I am, of course, hardly the first person to note that remakes are usually inferior to the originals. I'm just talking about why.

What's disturbing here is the implication that a film shouldn't be made in any way that might include or lead to an idea or viewpoint you disagree with.
What's disturbing is that you think I was implying that. The problem isn't films that express other viewpoints--as I said, there are tons of those, and I've never felt the need to write about them just to grouse over their existence--the problem is the way we let them shape the debate behind the scenes. Frankly, you can chalk it up to people's false belief in compartmentalization almost as much as the filmmakers themselves.

At this point, I should probably issue a disclaimer: if this discussion is going to involve you insisting that my secret motive is simply to complain about the culture, then I'd just as soon move on. If you simply refuse to believe that I'm actually arguing about what I say I'm arguing about, then I'll just say: thanks for reading.

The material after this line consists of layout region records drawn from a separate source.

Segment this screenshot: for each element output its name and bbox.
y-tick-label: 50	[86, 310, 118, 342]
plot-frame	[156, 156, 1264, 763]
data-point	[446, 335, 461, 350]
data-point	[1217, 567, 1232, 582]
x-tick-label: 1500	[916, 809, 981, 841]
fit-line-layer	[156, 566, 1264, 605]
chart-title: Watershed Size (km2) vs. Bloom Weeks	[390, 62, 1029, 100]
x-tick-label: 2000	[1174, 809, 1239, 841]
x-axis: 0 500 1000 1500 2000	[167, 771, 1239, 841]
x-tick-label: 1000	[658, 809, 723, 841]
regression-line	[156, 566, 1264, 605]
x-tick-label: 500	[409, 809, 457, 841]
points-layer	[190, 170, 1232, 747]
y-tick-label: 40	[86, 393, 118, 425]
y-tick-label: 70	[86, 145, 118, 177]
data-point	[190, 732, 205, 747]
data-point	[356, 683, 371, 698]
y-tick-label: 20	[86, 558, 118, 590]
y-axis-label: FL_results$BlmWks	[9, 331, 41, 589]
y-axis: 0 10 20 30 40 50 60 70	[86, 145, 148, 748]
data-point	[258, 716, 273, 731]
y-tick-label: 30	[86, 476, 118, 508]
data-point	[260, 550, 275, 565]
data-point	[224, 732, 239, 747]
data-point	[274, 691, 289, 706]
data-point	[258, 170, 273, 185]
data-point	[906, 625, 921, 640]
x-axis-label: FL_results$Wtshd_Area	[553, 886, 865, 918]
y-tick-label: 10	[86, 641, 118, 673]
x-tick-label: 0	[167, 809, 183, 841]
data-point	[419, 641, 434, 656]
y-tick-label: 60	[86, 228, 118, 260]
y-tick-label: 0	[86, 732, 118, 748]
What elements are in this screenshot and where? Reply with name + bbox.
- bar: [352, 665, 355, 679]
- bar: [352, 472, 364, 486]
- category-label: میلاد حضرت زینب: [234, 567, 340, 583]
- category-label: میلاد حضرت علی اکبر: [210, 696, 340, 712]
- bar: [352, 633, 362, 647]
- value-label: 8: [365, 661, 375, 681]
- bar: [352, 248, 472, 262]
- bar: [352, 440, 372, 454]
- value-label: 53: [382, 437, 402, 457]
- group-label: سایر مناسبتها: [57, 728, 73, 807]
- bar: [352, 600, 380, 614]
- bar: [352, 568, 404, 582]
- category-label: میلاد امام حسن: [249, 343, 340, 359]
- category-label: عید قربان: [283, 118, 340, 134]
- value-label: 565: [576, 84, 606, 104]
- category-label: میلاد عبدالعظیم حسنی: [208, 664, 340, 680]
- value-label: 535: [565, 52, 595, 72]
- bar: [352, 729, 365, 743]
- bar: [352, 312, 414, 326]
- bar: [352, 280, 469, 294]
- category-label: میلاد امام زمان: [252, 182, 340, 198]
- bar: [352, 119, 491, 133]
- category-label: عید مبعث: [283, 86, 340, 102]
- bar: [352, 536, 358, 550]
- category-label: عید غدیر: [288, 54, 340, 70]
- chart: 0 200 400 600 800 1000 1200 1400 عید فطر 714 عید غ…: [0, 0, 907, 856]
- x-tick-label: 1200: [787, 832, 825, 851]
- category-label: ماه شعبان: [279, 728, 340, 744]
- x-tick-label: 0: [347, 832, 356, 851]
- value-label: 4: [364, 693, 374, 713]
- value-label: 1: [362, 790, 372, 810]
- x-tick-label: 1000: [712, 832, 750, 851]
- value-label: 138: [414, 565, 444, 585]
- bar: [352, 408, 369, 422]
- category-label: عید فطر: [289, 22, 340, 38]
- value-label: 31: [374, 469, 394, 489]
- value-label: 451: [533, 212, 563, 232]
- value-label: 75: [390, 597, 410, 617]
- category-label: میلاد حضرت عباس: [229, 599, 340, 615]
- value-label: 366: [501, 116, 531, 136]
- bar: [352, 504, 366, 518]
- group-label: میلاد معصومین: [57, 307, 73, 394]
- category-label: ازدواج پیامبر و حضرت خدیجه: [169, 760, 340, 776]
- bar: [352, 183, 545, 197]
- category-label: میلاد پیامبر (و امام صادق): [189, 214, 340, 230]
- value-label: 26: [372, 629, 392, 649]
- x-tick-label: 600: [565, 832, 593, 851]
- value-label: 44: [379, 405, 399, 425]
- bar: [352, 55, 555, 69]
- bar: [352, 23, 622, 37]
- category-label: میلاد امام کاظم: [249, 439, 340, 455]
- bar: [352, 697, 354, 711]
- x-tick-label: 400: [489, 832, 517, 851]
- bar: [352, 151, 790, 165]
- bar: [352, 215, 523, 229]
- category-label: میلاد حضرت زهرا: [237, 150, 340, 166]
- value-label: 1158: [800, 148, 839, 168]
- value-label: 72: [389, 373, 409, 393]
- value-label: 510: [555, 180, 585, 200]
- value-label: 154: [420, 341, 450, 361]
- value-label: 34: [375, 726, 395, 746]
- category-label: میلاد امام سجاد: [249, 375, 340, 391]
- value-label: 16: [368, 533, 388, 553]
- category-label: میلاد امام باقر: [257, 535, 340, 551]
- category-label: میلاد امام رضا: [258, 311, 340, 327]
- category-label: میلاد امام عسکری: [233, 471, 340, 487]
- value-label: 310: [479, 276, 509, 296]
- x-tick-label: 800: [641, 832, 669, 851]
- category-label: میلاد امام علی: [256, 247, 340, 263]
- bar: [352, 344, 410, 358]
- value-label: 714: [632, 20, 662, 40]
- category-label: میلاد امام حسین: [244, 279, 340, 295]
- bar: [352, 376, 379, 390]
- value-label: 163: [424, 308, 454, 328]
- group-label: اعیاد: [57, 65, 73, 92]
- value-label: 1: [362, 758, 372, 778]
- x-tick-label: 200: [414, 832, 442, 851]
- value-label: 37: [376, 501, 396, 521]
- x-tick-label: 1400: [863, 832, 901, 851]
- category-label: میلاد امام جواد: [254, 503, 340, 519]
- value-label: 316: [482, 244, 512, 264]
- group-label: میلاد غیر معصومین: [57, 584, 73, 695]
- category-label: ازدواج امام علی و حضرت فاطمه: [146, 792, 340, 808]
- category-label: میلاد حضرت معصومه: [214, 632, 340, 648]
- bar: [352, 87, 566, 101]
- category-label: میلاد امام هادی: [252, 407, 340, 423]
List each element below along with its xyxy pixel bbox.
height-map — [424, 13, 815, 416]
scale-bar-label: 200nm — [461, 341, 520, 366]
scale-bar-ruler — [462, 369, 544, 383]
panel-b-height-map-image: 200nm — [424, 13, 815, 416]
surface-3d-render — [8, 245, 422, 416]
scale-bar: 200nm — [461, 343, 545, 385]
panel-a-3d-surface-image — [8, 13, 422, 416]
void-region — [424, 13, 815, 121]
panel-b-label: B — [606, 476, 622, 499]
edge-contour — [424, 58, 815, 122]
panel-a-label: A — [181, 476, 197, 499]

Just to be absolutely clear, this isn't about what the message itself is, or is changed to in a remake? You would be equally upset if a story with a message you oppose was remade with a message you agree with?



The answer to your first sentence is yes, but the answer to the second is no, because they're asking different things. Yes, this is about the method, not the messages themselves. That's the idea and argument I'm presenting. But no, I don't dislike them equally; that'd be impossible. Having any viewpoint at all means that even if I object to the method in all instances, when done in the name of some idea I disagree with I have one more reason to object to it.

So, naturally the topic is the part of this that people of disparate views can potentially agree on, be it in the interest of open dialogue or mere aesthetics. There is nothing to stop you, for example, from agreeing with all the messages of these remakes, but recognizing that the impetus is often creatively bankrupt and tends to produce inferior art.

There are actually a few larger ideas I've been thinking about, as well, about whether or not an actual reversal is really in the nature of the competing ideologies to begin with, but that's a lot trickier, and well outside the scope of the essay.